As well as painting, however, from the very start Lichtenstein was making prints too. At first these prints were simply invitations and commercial posters advertising his exhibitions (such as Crak! with its red-beret-wearing servicewoman firing her rifle and speaking French). While these posters and the early 1950s prints were made by Lichtenstein working alone, in 1969 the artist began working with American master printer Kenneth Tyler, an association that would last for the rest of Lichtenstein’s life. Working with Tyler, Lichtenstein regularly chaffed at the boundaries of what was technically possible or deemed good practice. When for instance he replicated Monet’s painted haystacks as a series of prints in 1969, Lichtenstein deliberately mis-registered his dots from two separate plates to create an optical reverberation on the printed surface. This meant, Babington says, that he was not only referencing Monet’s late 19th-century Impressionism, but also parodying the current Optical Art movement.
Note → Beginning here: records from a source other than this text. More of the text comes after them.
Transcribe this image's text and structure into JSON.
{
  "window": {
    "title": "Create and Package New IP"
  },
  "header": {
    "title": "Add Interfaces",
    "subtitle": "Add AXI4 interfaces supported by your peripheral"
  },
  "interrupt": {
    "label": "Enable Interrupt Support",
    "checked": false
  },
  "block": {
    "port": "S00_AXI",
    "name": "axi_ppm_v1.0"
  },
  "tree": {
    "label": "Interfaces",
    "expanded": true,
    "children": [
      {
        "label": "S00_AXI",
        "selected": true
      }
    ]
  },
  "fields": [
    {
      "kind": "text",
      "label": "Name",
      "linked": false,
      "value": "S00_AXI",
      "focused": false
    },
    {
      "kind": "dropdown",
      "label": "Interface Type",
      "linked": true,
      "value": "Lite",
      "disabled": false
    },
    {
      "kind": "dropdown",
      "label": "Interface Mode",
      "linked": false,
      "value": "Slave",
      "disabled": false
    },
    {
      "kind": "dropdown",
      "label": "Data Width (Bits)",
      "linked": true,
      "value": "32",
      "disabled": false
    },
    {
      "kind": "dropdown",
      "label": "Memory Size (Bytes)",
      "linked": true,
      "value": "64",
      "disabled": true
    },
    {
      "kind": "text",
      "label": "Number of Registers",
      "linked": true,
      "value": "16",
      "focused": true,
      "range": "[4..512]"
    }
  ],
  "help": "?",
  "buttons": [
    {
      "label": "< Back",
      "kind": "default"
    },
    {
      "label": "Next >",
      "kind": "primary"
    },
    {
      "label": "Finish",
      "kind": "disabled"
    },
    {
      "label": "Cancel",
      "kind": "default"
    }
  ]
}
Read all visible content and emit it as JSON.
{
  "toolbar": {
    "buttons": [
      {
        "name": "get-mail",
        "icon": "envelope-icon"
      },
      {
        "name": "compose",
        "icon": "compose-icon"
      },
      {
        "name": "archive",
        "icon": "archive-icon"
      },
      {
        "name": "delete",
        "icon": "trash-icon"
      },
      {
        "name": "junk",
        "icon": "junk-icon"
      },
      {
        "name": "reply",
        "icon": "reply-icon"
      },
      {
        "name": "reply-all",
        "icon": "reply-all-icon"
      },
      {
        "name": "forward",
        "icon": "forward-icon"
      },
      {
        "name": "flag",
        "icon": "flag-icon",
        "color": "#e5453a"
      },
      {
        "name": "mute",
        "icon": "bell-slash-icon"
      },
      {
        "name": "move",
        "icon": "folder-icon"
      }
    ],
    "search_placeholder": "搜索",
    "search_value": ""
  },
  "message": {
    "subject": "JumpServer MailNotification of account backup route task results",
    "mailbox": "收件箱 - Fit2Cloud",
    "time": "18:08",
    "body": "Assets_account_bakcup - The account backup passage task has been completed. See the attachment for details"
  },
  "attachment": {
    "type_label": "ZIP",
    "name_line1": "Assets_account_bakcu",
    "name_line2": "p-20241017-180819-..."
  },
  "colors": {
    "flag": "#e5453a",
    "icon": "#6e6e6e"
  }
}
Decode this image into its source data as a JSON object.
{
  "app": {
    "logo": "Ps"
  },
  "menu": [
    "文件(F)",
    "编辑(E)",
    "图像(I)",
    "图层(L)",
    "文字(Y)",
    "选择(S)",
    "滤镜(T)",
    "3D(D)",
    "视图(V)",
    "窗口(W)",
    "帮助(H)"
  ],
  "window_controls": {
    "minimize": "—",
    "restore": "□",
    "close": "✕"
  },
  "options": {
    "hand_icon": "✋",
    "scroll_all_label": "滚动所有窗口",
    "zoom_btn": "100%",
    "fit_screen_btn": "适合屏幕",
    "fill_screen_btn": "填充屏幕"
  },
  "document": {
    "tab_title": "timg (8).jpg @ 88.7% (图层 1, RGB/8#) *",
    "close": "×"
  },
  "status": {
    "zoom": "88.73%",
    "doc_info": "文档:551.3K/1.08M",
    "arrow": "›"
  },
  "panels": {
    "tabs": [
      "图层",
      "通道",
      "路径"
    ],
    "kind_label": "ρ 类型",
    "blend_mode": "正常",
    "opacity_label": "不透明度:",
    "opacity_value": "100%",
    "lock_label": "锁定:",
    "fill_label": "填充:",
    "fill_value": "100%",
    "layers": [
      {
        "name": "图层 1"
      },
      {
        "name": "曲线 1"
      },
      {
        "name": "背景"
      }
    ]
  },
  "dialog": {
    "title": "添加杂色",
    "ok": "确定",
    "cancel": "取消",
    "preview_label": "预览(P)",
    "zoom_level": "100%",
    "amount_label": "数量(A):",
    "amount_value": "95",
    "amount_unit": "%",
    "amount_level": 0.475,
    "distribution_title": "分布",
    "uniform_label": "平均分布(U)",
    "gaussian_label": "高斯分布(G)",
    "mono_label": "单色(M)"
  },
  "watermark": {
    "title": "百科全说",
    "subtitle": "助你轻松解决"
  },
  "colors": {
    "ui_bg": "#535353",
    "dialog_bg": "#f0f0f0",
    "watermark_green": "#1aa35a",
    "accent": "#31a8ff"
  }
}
Other prints played up other industrial and commercial textures. The three-dimensional quality of his 1976 Entablatures series, for example, was attained by using the multiple techniques of screenprinting, lithography, embossing and collage. A new 10-minute documentary to be screened at the exhibition includes footage of Lichtenstein working with Tyler and workshop staff. “He becomes the director and the staff facilitate anything he wants,” Babington says. “There’s a lot of revision, adding colour, moving things around, other adjustments.”

It wasn’t a quick process, and some prints took up to two years to be completed. As he himself once said, it was hard to do a picture that was “despicable enough that no one would hang it”. He didn’t succeed there.